Un an de clubbing sous corona: état des lieux dans le secteur de la nuit

Murder on the dancefloor? Le secteur de la nuit attend désespérément son réveil. © Getty Images/iStockphoto
Laurent Hoebrechts
Laurent Hoebrechts Journaliste musique

Un an après le premier confinement, les pistes de danse restent toujours désespérément vides. Comment les clubs et le monde de la nuit ont-ils tenu le choc? Coup de sonde dans un secteur qui ne sait plus sur quel pied… danser.

« Que faire de ses week-ends quand il n’y a plus moyen de sortir en club? Déjà, on redécouvre le principe du samedi matin« , rigole Zoé Devaux. En l’occurrence, ce jour-là, elle s’est levée pour rejoindre la manifestation Still standing for culture, organisée à Bruxelles, sur la place du Jeu de Balle. Elle n’habite pas très loin de là. « Du côté de la gare du Midi. Quand j’ai emménagé, c’était d’ailleurs parfait. Je pouvais sortir à pied au Fuse, au C12, c’était génial. » Et puis, du jour au lendemain, les clubs ont dû fermer. Depuis lors, la piste de danse est restée muette. Au beau milieu de sa vingtaine, Zoé a « l’impression de se faire voler des moments précieux« . Diplômée en journalisme, passionnée de musiques électroniques, elle a toujours pensé évoluer dans ce milieu-là. « J’ai eu un contrecoup quand j’ai réalisé que le secteur dans lequel je voulais bosser pouvait s’arrêter aussi brutalement. »

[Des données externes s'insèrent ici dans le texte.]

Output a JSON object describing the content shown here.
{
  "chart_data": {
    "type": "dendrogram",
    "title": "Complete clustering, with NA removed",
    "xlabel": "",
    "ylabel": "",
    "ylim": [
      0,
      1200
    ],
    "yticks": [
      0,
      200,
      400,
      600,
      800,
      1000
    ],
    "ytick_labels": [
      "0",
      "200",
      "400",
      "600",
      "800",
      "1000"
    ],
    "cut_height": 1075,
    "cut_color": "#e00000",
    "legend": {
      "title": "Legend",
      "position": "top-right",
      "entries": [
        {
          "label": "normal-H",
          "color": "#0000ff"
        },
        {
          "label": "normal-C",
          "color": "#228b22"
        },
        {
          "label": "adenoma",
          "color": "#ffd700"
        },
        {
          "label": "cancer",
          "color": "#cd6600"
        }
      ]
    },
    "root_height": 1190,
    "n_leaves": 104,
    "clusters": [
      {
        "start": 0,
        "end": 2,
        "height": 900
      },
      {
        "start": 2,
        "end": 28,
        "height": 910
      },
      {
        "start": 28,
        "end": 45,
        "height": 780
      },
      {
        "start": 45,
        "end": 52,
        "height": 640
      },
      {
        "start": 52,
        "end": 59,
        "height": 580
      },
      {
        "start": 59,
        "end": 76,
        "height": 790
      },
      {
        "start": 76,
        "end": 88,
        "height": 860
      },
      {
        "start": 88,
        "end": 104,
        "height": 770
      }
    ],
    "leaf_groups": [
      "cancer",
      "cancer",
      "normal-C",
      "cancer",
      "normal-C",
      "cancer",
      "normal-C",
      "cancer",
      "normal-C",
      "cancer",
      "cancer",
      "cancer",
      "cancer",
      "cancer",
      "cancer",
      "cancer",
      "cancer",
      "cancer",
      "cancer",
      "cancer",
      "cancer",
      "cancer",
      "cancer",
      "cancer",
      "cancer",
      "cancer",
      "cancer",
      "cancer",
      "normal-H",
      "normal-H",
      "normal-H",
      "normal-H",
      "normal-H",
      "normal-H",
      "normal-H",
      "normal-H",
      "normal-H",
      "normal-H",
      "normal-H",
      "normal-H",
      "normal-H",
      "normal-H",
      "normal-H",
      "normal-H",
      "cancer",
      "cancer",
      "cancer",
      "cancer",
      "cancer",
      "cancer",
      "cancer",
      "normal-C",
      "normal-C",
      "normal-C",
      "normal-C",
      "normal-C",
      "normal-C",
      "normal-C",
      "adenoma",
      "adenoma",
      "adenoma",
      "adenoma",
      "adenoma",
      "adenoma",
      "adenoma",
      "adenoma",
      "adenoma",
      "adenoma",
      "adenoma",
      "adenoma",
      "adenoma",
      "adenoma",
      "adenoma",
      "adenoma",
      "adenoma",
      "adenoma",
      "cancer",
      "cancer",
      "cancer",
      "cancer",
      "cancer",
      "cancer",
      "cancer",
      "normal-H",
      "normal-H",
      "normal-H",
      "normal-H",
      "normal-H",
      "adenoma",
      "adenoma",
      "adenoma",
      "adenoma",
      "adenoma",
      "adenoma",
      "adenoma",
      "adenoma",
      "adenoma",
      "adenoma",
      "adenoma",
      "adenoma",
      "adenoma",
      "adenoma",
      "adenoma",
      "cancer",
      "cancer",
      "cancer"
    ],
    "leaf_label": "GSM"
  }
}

La jeune femme en a alors profité pour reprendre un master en études de genre et développer Rebel, plateforme centrée sur les questions de diversité dans le milieu des musiques électroniques. Elle a également retrouvé un mi-temps dans l’organisation du festival Paradise City. En croisant les doigts pour qu’il puisse avoir lieu… « L’an dernier, on a quand même pu offrir une alternative, en proposant d’assister aux DJ sets depuis des barques. » D’autres ont également essayé de maintenir une activité. Le Fuse a dansé par bulles à Tour & Taxis, le festival Horst a installé son « restaurant », le rooftop de la Bibliothèque royale a accueilli les habitués du Catclub et de Play Label Records, etc. Mieux que rien? Moitié du duo Front de Cadeaux formé avec Ugo, DJ Athome est partagé. « Au départ, 2020 était bien remplie, avec des dates à Dour, au Berghain, etc. Tout a été annulé. J’ai quand même pu jouer deux fois, durant l’été, à Rome. La première fois, c’est parti en vrille, il n’y avait plus de distanciation, c’était hallucinant. La seconde, c’était lors d’un festival, devant un public assis et masqué. Avec Ugo, on a joué un set de deux heures. J’avais l’impression que c’était interminable. Horrible. J’avais juste envie de rentrer chez moi… »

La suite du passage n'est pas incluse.